Massey notes that every employee over the age of 40 is protected from age discrimination, which can make it difficult to find a way to usher a poor-performing, older employee out of the workplace.

Busy Bees has several options. Managers could sit down and have a candid conversation with Harry. The company could start writing up every work deficiency, creating a paper trail to make it easier to fire him. They could offer him an attractive severance package to persuade him to retire. Perhaps they could do all three. Or the company might try changing Harry’s job responsibilities to accommodate his declining performance.

Regardless of the performance problems, all three attorneys agreed that Busy Bees must investigate those claims if Harry is complaining about possible discrimination. “We need to make sure we’re taking his complaint seriously,” Massey says.

Hill notes that altering Harry’s responsibilities could run afoul of discrimination laws — changing the essential functions of his job and handing him legal cause for a lawsuit.
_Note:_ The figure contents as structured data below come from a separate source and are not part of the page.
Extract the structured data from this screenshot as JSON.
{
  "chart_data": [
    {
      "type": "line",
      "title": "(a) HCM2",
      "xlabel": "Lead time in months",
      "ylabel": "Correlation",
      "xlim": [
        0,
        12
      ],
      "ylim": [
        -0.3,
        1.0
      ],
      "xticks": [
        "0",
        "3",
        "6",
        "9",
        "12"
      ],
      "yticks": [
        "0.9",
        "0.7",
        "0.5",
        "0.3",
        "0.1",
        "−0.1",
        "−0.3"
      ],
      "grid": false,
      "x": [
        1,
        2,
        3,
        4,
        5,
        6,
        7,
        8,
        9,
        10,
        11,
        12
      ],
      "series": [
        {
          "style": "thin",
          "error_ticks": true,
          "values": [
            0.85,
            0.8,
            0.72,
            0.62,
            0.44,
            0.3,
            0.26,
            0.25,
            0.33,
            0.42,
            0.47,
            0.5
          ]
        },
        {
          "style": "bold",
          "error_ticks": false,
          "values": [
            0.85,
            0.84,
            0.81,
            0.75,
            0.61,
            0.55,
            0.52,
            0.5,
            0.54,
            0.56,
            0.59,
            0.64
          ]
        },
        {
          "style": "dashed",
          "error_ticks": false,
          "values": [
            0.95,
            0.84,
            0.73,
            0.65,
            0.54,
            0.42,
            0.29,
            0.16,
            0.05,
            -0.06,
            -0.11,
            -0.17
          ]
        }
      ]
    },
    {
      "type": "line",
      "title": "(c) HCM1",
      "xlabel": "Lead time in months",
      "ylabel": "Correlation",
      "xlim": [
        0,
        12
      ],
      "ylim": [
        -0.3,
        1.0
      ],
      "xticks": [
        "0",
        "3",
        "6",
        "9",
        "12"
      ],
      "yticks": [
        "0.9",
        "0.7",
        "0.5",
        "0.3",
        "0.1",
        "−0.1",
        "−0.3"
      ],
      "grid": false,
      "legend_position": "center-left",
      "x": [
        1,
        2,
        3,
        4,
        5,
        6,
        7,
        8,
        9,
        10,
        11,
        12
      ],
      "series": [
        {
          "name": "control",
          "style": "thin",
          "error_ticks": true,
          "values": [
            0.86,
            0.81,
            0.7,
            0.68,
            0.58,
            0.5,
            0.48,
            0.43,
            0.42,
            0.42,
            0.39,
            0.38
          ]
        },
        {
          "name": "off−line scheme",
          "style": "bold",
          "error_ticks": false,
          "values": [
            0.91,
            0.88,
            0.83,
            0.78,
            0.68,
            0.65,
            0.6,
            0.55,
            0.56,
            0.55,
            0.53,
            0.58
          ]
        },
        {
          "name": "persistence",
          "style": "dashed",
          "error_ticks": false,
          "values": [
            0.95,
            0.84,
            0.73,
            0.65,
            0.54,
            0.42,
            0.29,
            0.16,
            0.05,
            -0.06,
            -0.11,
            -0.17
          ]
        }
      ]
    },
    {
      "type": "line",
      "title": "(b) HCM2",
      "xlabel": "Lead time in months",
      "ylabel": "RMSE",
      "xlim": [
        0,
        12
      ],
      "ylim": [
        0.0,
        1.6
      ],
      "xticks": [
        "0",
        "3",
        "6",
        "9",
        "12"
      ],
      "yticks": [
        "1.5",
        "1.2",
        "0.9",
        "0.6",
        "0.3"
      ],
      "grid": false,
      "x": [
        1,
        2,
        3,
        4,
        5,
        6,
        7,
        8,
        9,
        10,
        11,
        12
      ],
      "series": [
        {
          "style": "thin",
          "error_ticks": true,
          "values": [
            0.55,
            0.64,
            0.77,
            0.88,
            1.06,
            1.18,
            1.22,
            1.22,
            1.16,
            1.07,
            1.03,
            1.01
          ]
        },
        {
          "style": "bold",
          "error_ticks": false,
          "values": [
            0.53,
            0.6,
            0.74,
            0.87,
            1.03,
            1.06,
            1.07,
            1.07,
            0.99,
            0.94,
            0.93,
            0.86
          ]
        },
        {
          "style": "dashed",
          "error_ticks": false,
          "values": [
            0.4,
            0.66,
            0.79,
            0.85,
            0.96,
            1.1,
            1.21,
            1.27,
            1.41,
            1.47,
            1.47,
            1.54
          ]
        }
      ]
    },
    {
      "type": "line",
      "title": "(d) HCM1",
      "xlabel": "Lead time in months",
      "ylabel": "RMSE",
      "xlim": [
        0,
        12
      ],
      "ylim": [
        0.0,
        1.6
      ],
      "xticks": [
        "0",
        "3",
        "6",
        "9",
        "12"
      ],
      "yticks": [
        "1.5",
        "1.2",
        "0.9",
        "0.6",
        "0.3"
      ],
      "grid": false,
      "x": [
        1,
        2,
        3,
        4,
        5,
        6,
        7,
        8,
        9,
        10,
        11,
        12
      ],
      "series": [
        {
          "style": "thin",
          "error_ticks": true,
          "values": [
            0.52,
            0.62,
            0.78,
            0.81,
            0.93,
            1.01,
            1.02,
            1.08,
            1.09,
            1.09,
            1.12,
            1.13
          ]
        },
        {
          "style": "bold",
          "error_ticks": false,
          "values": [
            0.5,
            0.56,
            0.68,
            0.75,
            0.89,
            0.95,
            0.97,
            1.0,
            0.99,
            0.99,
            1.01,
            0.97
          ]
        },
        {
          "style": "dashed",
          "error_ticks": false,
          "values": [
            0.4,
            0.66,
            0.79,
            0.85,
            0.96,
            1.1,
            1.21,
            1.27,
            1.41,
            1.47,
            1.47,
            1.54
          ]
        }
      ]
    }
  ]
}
Gray, Massey, and Hill like some combination of the first three options: A candid conversation, a careful but fair document of Harry’s performance, and perhaps — if Harry brings up the possibility of retirement — encouraging him along with a sweet severance package.

No matter how Harry reacts to any company actions, Busy Bees’ actions with Harry will affect more than just one employee.

“Our decision here,” Gray says, “is going to set a precedent for how we’re going to treat other employees.”